There were some attempts at bettering the model during training but metrics were not improved. The final model faced much overfitting issues but did not use BatchNormalization nor Dropout layers. Adding these layers did not help improve the validation accuracy metric. When attempting to introduce transfer learning, the results instead reduced the validation accuracy metric and increased validation loss. With shorter run times and better metrics, these layers were removed from the final model.

In [None]:
model = models.Sequential()
model.add(layers.Conv2D(filters=32, 
                        kernel_size=(2,2),
                        activation='relu',
                        padding = 'same',
                        input_shape=(IMAGE_DIMENSION, IMAGE_DIMENSION, 3),
                        data_format = 'channels_last'))
model.add(layers.MaxPooling2D((2,2)))
model.add(layers.Conv2D(16, (3,3), activation='relu'))
model.add(layers.MaxPooling2D((3,3)))
model.add(layers.Flatten())
model.add(layers.Dense(64))
model.add(layers.Dense(NUM_CLASS)) # output layer
model.add(layers.Activation('sigmoid'))

model.summary()

model.compile(optimizer='adam',
              loss='categorical_crossentropy',
              metrics=['accuracy'])

# training begins
model.fit(train_generator, steps_per_epoch=len(train_generator)*10 // BATCH_SIZE, epochs=20,
          validation_data=val_generator, callbacks=lr_callback, use_multiprocessing=False)

# Analysis

With the model fully trained, the best accuracy of the model was 31% validation accuracy. The same model is evaluated against the test set and performed at 28% test accuracy. The result is a model that can make classifications better than random guess.

In [None]:
model.evaluate_generator(test_generator, use_multiprocessing=False)

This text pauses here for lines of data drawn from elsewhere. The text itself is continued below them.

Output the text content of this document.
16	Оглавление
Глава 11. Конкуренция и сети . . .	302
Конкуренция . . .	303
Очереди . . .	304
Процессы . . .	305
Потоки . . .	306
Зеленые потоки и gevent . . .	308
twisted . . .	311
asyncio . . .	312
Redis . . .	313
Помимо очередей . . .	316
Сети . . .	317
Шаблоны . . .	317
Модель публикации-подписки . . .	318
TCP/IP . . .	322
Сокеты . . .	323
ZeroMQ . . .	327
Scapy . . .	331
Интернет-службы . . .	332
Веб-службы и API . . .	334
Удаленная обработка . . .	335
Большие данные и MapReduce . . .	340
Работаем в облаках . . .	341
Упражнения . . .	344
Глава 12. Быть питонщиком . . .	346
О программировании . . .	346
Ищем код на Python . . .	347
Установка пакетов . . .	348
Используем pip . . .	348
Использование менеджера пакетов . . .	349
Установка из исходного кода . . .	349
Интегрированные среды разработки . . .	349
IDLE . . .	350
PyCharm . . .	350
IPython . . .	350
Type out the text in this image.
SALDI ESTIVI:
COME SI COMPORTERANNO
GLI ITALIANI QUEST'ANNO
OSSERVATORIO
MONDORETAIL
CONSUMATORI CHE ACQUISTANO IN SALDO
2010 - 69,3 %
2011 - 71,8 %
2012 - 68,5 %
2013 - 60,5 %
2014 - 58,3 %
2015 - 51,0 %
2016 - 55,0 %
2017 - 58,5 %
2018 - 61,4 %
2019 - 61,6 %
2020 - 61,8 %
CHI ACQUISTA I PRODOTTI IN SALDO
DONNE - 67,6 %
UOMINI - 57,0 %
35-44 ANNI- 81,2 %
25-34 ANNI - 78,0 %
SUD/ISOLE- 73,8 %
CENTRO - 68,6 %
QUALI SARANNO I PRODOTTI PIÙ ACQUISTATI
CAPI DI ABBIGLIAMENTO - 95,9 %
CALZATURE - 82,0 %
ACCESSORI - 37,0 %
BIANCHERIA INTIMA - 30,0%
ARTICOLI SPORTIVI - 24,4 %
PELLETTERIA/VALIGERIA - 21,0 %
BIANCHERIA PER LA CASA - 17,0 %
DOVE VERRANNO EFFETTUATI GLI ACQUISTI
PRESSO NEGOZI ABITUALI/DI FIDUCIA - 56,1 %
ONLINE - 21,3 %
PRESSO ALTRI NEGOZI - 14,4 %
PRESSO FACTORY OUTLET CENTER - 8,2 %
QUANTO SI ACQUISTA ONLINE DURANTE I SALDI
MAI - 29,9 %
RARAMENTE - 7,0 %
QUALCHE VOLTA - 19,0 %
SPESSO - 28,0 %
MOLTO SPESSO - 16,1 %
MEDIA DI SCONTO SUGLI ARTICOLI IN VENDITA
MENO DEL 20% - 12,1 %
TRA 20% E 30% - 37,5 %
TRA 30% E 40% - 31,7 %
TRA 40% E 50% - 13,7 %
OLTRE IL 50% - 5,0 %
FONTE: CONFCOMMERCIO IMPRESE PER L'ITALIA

The model could be improved by having more images of flowers to train on. More images means the model could identify just the important features. Also, perhaps the model could improve if more resources were available, like RAM or GPU. 

# Conclusion

Image classification of flowers is possible with what was gathered for the model. 31% of the images looked at by this model are correctly identified. While the model could be improved, this is a proof of concept for the U.S. Department of Agriculture. The model has much room for improvement given more time and resources, but for the scope of the project, a model has been trained on images to identify the species of a flower.